As innocuous as the retelling of this story would seem, Kashim Shettima’s remarks took a life of their own. They stirred the hornets’ nest. Coming a few months after his principal, President Ahmad Bola Tinubu, had declared a state of emergency in Rivers State and suspended the governor as well as all other democratic structures, Kashim Shettima’s speech lent itself to multiple interpretations as joining the bandwagon of those against the act. The first video that arrived in my WhatsApp portal was titled, “VP Shettima has sent GBU-57A/B Massive Ordinance Penetrator (MOP), a 30,000-pound ‘bunker buster’ to Tinubu/APC/Senate President.” Wow, I was clearly unnerved. It looked like a war of words was breaking out in the Presidential Villa between the Office of the President and that of the Vice President. If that is the case, it promised a major destabilisation of the administration of the country.

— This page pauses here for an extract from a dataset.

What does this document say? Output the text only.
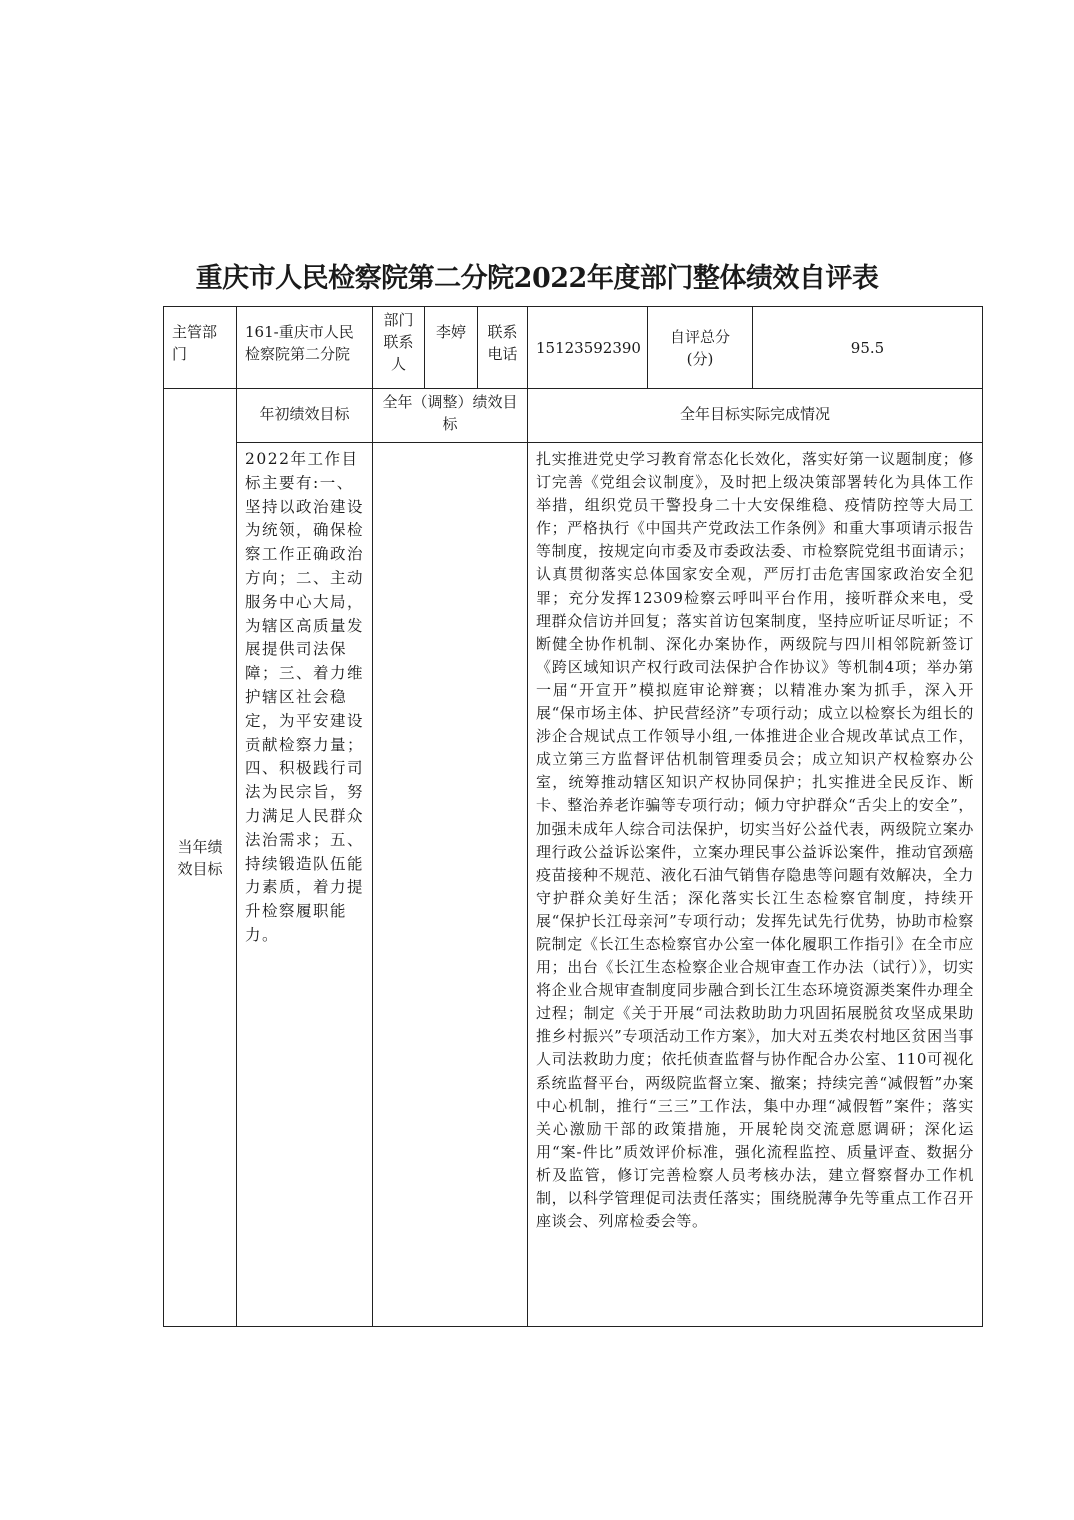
重庆市人民检察院第二分院2022年度部门整体绩效自评表
主管部门	161-重庆市人民检察院第二分院	部门联系人	李婷	联系电话	15123592390	自评总分(分)	95.5
当年绩效目标	年初绩效目标	全年（调整）绩效目标			全年目标实际完成情况		
	2022年工作目标主要有:一、坚持以政治建设为统领，确保检察工作正确政治方向；二、主动服务中心大局，为辖区高质量发展提供司法保障；三、着力维护辖区社会稳定，为平安建设贡献检察力量；四、积极践行司法为民宗旨，努力满足人民群众法治需求；五、持续锻造队伍能力素质，着力提升检察履职能力。				扎实推进党史学习教育常态化长效化，落实好第一议题制度；修订完善《党组会议制度》，及时把上级决策部署转化为具体工作举措，组织党员干警投身二十大安保维稳、疫情防控等大局工作；严格执行《中国共产党政法工作条例》和重大事项请示报告等制度，按规定向市委及市委政法委、市检察院党组书面请示；认真贯彻落实总体国家安全观，严厉打击危害国家政治安全犯罪；充分发挥12309检察云呼叫平台作用，接听群众来电，受理群众信访并回复；落实首访包案制度，坚持应听证尽听证；不断健全协作机制、深化办案协作，两级院与四川相邻院新签订《跨区域知识产权行政司法保护合作协议》等机制4项；举办第一届“开宣开”模拟庭审论辩赛；以精准办案为抓手，深入开展“保市场主体、护民营经济”专项行动；成立以检察长为组长的涉企合规试点工作领导小组,一体推进企业合规改革试点工作，成立第三方监督评估机制管理委员会；成立知识产权检察办公室，统筹推动辖区知识产权协同保护；扎实推进全民反诈、断卡、整治养老诈骗等专项行动；倾力守护群众“舌尖上的安全”，加强未成年人综合司法保护，切实当好公益代表，两级院立案办理行政公益诉讼案件，立案办理民事公益诉讼案件，推动官颈癌疫苗接种不规范、液化石油气销售存隐患等问题有效解决，全力守护群众美好生活；深化落实长江生态检察官制度，持续开展“保护长江母亲河”专项行动；发挥先试先行优势，协助市检察院制定《长江生态检察官办公室一体化履职工作指引》在全市应用；出台《长江生态检察企业合规审查工作办法（试行）》，切实将企业合规审查制度同步融合到长江生态环境资源类案件办理全过程；制定《关于开展“司法救助助力巩固拓展脱贫攻坚成果助推乡村振兴”专项活动工作方案》，加大对五类农村地区贫困当事人司法救助力度；依托侦查监督与协作配合办公室、110可视化系统监督平台，两级院监督立案、撤案；持续完善“减假暂”办案中心机制，推行“三三”工作法，集中办理“减假暂”案件；落实关心激励干部的政策措施，开展轮岗交流意愿调研；深化运用“案-件比”质效评价标准，强化流程监控、质量评查、数据分析及监管，修订完善检察人员考核办法，建立督察督办工作机制，以科学管理促司法责任落实；围绕脱薄争先等重点工作召开座谈会、列席检委会等。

No Nigerian would wish a repeat of the divide that came between President Obasanjo and Vice President Atiku Abubakar at the beginning of this 4th Republic. I was a civil servant and a director in the Office of the Vice President (OVP) in those years and had a ringside view of those turbulent events. They would not be pleasant stories to retell. Suffice it to say that throughout the second term of the administration, the OVP was bereft of functions and finance. Its political staff were fired one after the other till by the end of 2006, there were hardly any left. To retain his office, even the VP had to go to court. Governance was stalled as the two major gladiators in the political arena, who should have been on the same side, fought out a war of attrition.
It was a torrent of remembering those happenings that tormented my day when the present controversy unfolded. Happily, the spokesman of the VP, Stanley Nkwoacha, put things in their proper perspective in the rebuttal he circulated. It was, as he said, only a storm in a teacup. The VP was only telling a story that fit the occasion, and there were no innuendoes intended. Multiple other sources have also told me that Kashim Shettima had made similar remarks that were reported in the media even before becoming the VP.
The rebuttal seems to have worked at dousing the anxieties of many of us. Nevertheless, as this arose from the extemporaneous nature of the speech he delivered, one would advise not only the VP but all public officers holding such high offices that they should refrain from making off-the-cuff speeches. The aides, competent hands, who abound in the State House, should be involved in drafting speeches. In that manner, controversies such as this one would hardly arise.